# dbt Build & Database Inspection

This notebook provides:
1. **dbt commands** - Run and test your dbt models
2. **SQL linting** - Check SQL format quality with sqlfluff
3. **Database inspection** - Explore schemas, tables, views, and SQL definitions

## Part 1: dbt Commands

Run dbt commands to build and test your models before inspecting the database.

In [68]:
import subprocess
import os
from pathlib import Path

# Set project paths
project_root = Path('..').resolve()
dbt_project_dir = project_root / 'dbt' / 'ecommerce_analytics'
dbt_profiles_dir = project_root / 'dbt'

print(f"Project root: {project_root}")
print(f"dbt project: {dbt_project_dir}")
print(f"dbt profiles: {dbt_profiles_dir}")

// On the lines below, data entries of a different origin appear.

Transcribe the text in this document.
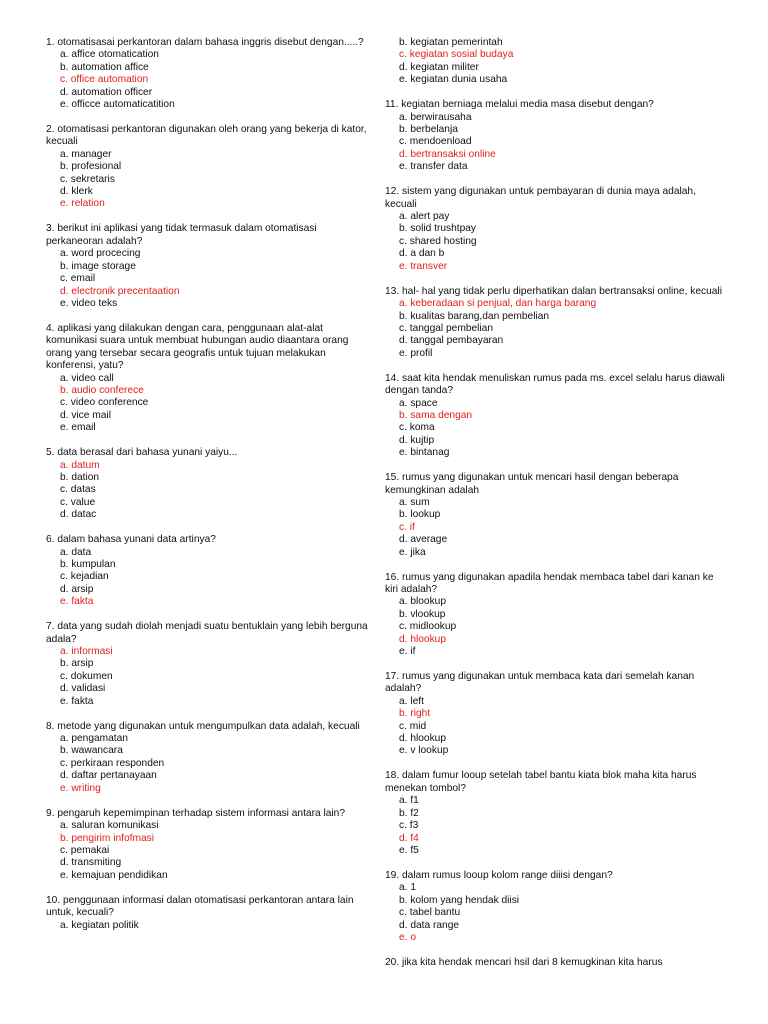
1. otomatisasai perkantoran dalam bahasa inggris disebut dengan.....?

a. affice otomatication
b. automation affice
c. office automation
d. automation officer
e. officce automaticatition

2. otomatisasi perkantoran digunakan oleh orang yang bekerja di kator, kecuali

a. manager
b. profesional
c. sekretaris
d. klerk
e. relation

3. berikut ini aplikasi yang tidak termasuk dalam otomatisasi perkaneoran adalah?

a. word procecing
b. image storage
c. email
d. electronik precentaation
e. video teks

4. aplikasi yang dilakukan dengan cara, penggunaan alat-alat komunikasi suara untuk membuat hubungan audio diaantara orang orang yang tersebar secara geografis untuk tujuan melakukan konferensi, yatu?

a. video call
b. audio conferece
c. video conference
d. vice mail
e. email

5. data berasal dari bahasa yunani yaiyu...

a. datum
b. dation
c. datas
c. value
d. datac

6. dalam bahasa yunani data artinya?

a. data
b. kumpulan
c. kejadian
d. arsip
e. fakta

7. data yang sudah diolah menjadi suatu bentuklain yang lebih berguna adala?

a. informasi
b. arsip
c. dokumen
d. validasi
e. fakta

8. metode yang digunakan untuk mengumpulkan data adalah, kecuali

a. pengamatan
b. wawancara
c. perkiraan responden
d. daftar pertanayaan
e. writing

9. pengaruh kepemimpinan terhadap sistem informasi antara lain?

a. saluran komunikasi
b. pengirim infofmasi
c. pemakai
d. transmiting
e. kemajuan pendidikan

10. penggunaan informasi dalan otomatisasi perkantoran antara lain untuk, kecuali?

a. kegiatan politik
b. kegiatan pemerintah
c. kegiatan sosial budaya
d. kegiatan militer
e. kegiatan dunia usaha

11. kegiatan berniaga melalui media masa disebut dengan?

a. berwirausaha
b. berbelanja
c. mendoenload
d. bertransaksi online
e. transfer data

12. sistem yang digunakan untuk pembayaran di dunia maya adalah, kecuali

a. alert pay
b. solid trushtpay
c. shared hosting
d. a dan b
e. transver

13. hal- hal yang tidak perlu diperhatikan dalan bertransaksi online, kecuali

a. keberadaan si penjual, dan harga barang
b. kualitas barang,dan pembelian
c. tanggal pembelian
d. tanggal pembayaran
e. profil

14. saat kita hendak menuliskan rumus pada ms. excel selalu harus diawali dengan tanda?

a. space
b. sama dengan
c. koma
d. kujtip
e. bintanag

15. rumus yang digunakan untuk mencari hasil dengan beberapa kemungkinan adalah

a. sum
b. lookup
c. if
d. average
e. jika

16. rumus yang digunakan apadila hendak membaca tabel dari kanan ke kiri adalah?

a. blookup
b. vlookup
c. midlookup
d. hlookup
e. if

17. rumus yang digunakan untuk membaca kata dari semelah kanan adalah?

a. left
b. right
c. mid
d. hlookup
e. v lookup

18. dalam fumur looup setelah tabel bantu kiata blok maha kita harus menekan tombol?

a. f1
b. f2
c. f3
d. f4
e. f5

19. dalam rumus looup kolom range diiisi dengan?

a. 1
b. kolom yang hendak diisi
c. tabel bantu
d. data range
e. o

20. jika kita hendak mencari hsil dari 8 kemugkinan kita harus
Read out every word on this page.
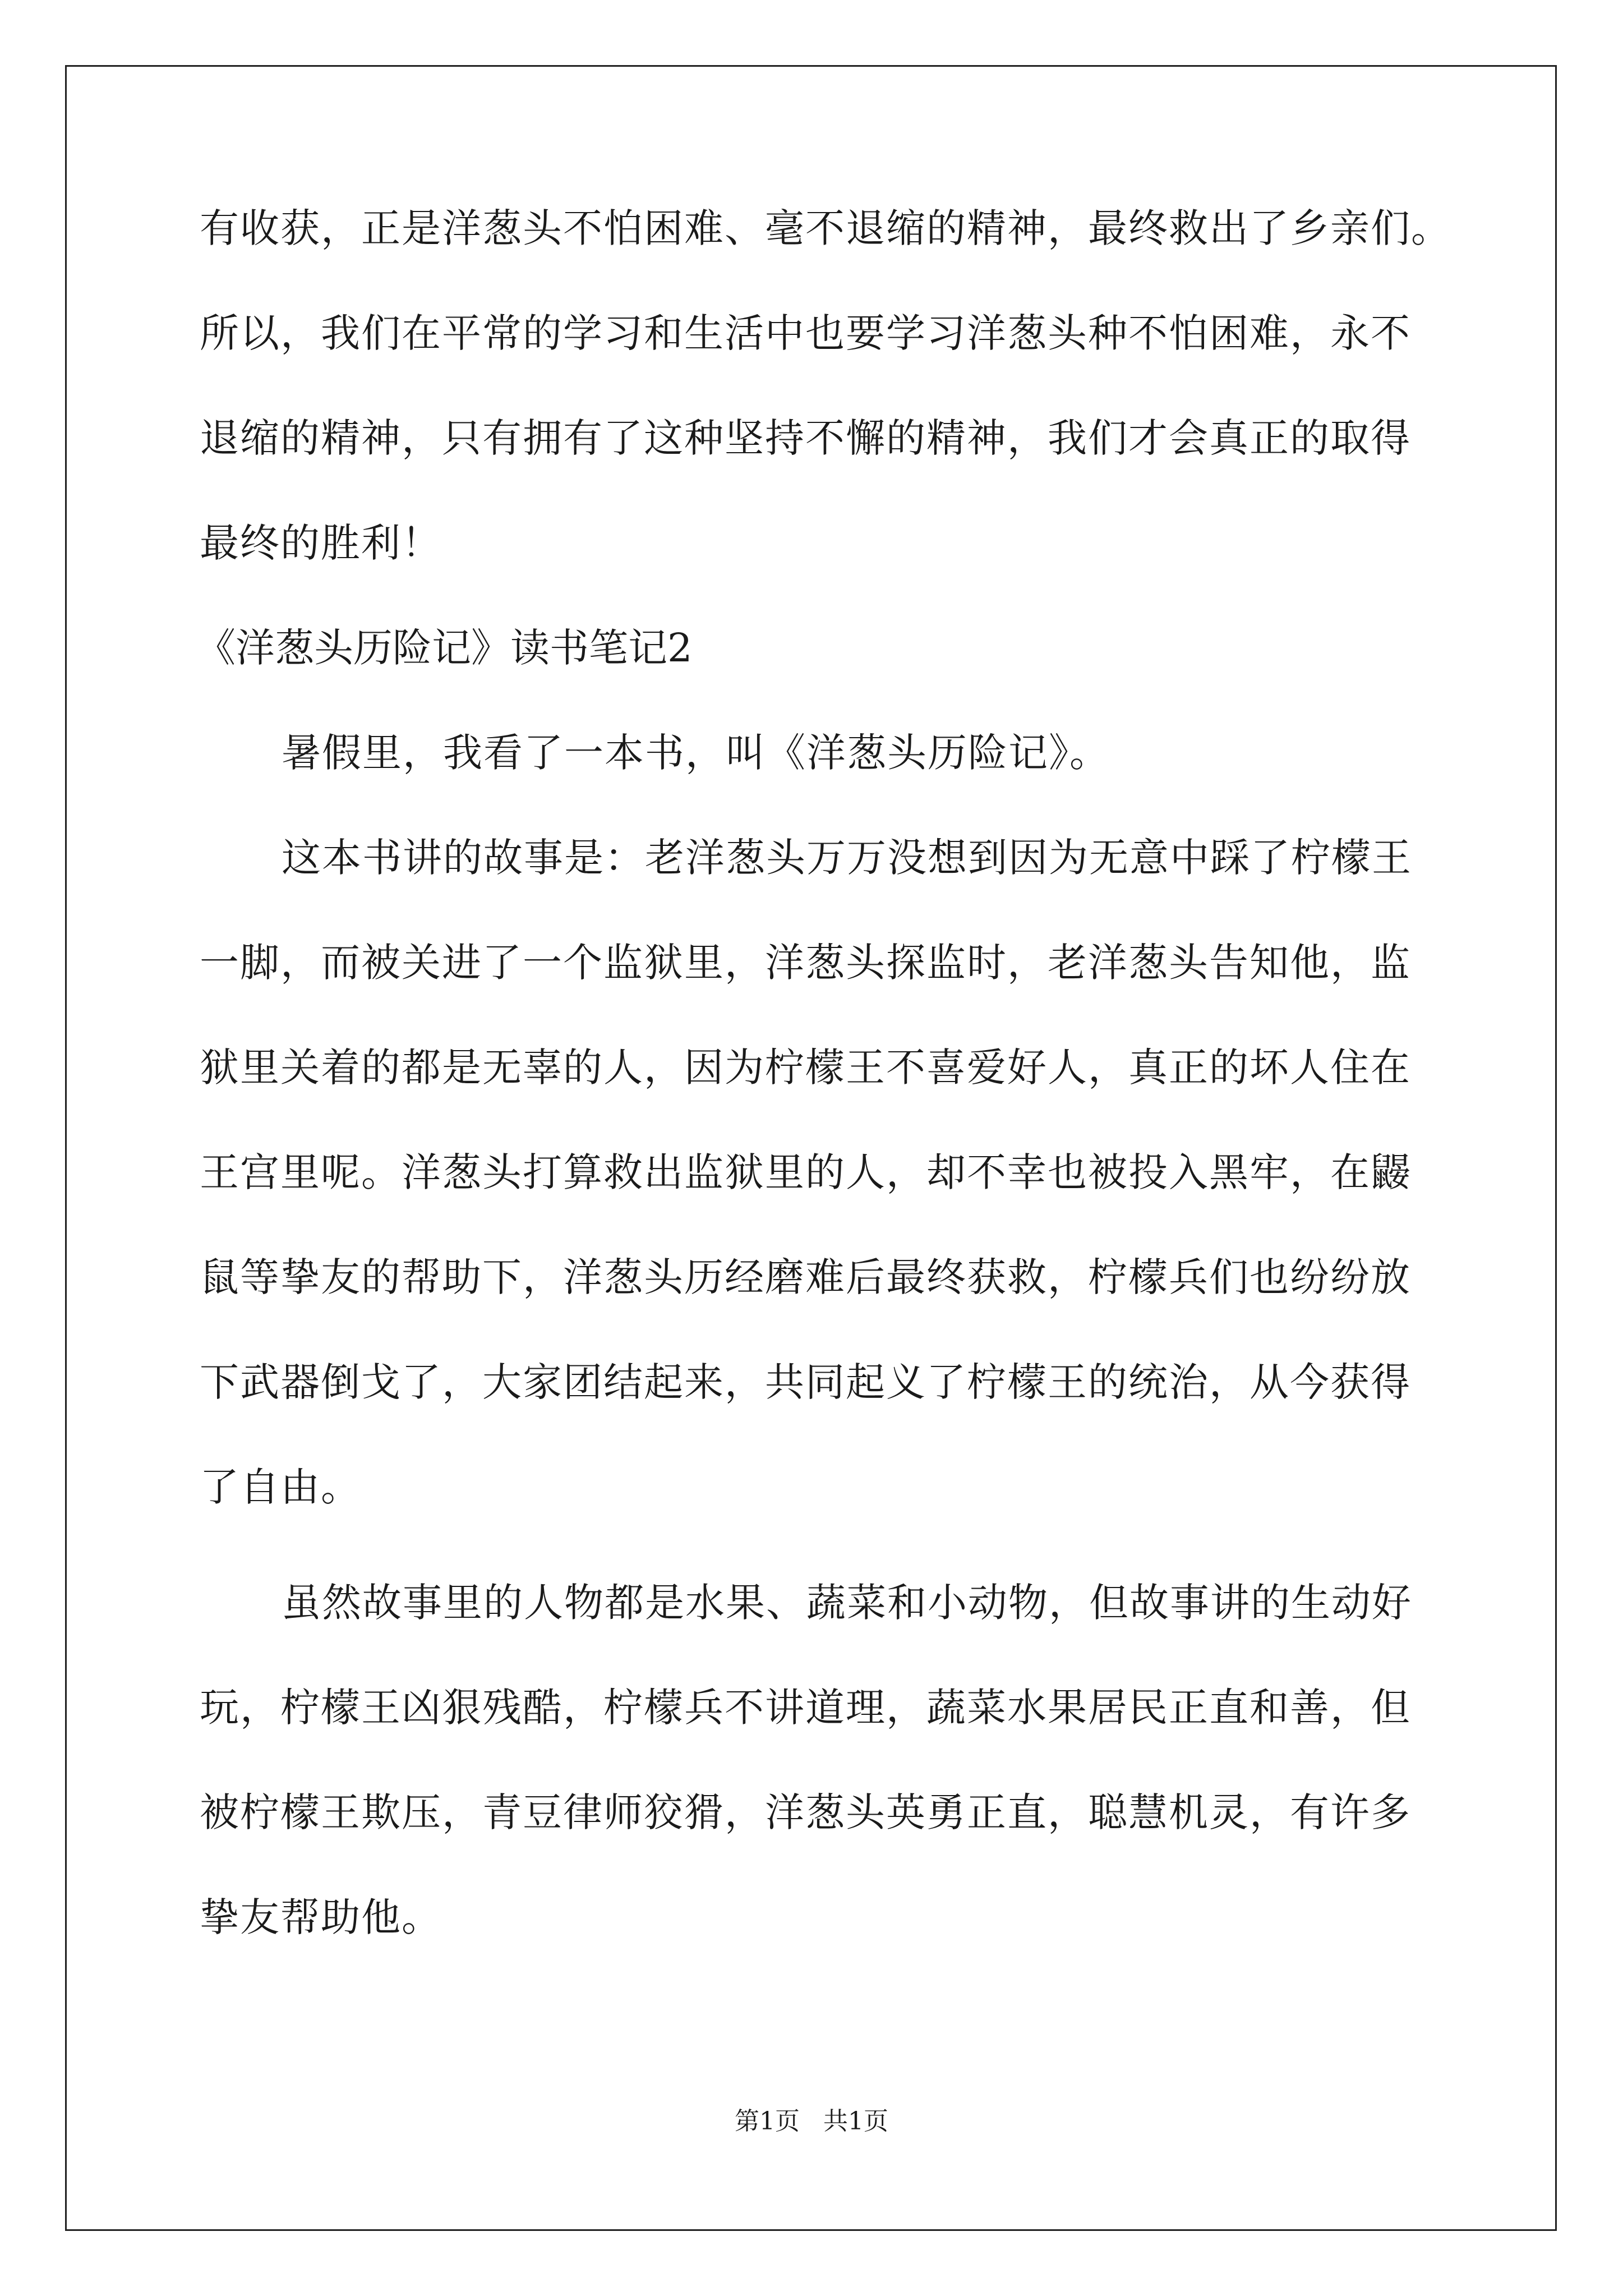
有收获，正是洋葱头不怕困难、毫不退缩的精神，最终救出了乡亲们。
所以，我们在平常的学习和生活中也要学习洋葱头种不怕困难，永不
退缩的精神，只有拥有了这种坚持不懈的精神，我们才会真正的取得
最终的胜利！
《洋葱头历险记》读书笔记2
暑假里，我看了一本书，叫《洋葱头历险记》。
这本书讲的故事是：老洋葱头万万没想到因为无意中踩了柠檬王
一脚，而被关进了一个监狱里，洋葱头探监时，老洋葱头告知他，监
狱里关着的都是无辜的人，因为柠檬王不喜爱好人，真正的坏人住在
王宫里呢。洋葱头打算救出监狱里的人，却不幸也被投入黑牢，在鼹
鼠等挚友的帮助下，洋葱头历经磨难后最终获救，柠檬兵们也纷纷放
下武器倒戈了，大家团结起来，共同起义了柠檬王的统治，从今获得
了自由。
虽然故事里的人物都是水果、蔬菜和小动物，但故事讲的生动好
玩，柠檬王凶狠残酷，柠檬兵不讲道理，蔬菜水果居民正直和善，但
被柠檬王欺压，青豆律师狡猾，洋葱头英勇正直，聪慧机灵，有许多
挚友帮助他。
第1页 共1页
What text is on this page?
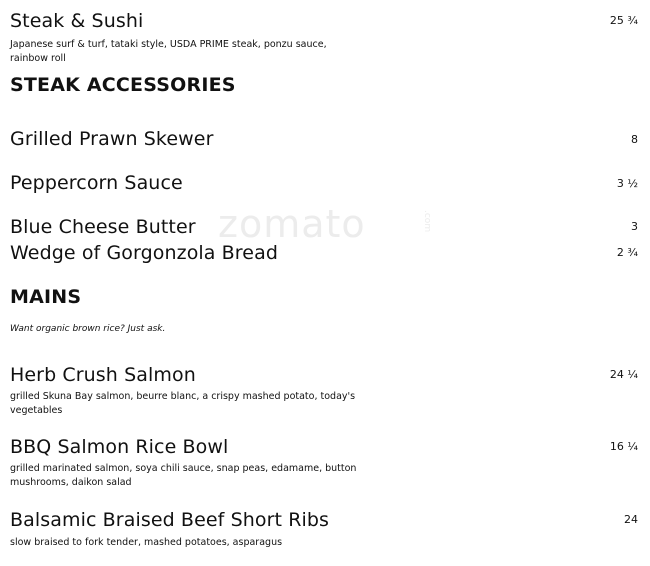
zomato	.com
Steak & Sushi	25 ¾
Japanese surf & turf, tataki style, USDA PRIME steak, ponzu sauce, rainbow roll
STEAK ACCESSORIES
Grilled Prawn Skewer	8
Peppercorn Sauce	3 ½
Blue Cheese Butter	3
Wedge of Gorgonzola Bread	2 ¾
MAINS
Want organic brown rice? Just ask.
Herb Crush Salmon	24 ¼
grilled Skuna Bay salmon, beurre blanc, a crispy mashed potato, today's vegetables
BBQ Salmon Rice Bowl	16 ¼
grilled marinated salmon, soya chili sauce, snap peas, edamame, button mushrooms, daikon salad
Balsamic Braised Beef Short Ribs	24
slow braised to fork tender, mashed potatoes, asparagus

Project root: D:\repos\dbt-ml-analytics-pipeline
dbt project: D:\repos\dbt-ml-analytics-pipeline\dbt\ecommerce_analytics
dbt profiles: D:\repos\dbt-ml-analytics-pipeline\dbt


In [69]:
def run_dbt_command(command, *args):
    """
    Run a dbt command and display the output.
    
    Args:
        command: dbt command (e.g., 'run', 'test', 'build')
        *args: Additional arguments (e.g., '--select', 'stg_orders')
    
    Examples:
        run_dbt_command('run')
        run_dbt_command('run', '--select', 'staging')
        run_dbt_command('test', '--select', 'fct_orders')
    """
    # Build the command
    cmd = [
        'dbt', command,
        '--profiles-dir', str(dbt_profiles_dir),
        '--project-dir', str(dbt_project_dir)
    ]
    cmd.extend(args)
    
    print(f"Running: {' '.join(cmd)}")
    print("=" * 80)
    
    # Run the command
    result = subprocess.run(
        cmd,
        cwd=project_root,
        capture_output=True,
        text=True
    )
    
    # Display output
    print(result.stdout)
    if result.stderr:
        print("STDERR:", result.stderr)
    
    print("=" * 80)
    print(f"Return code: {result.returncode}")
    
    return result

print("dbt command helper loaded successfully!")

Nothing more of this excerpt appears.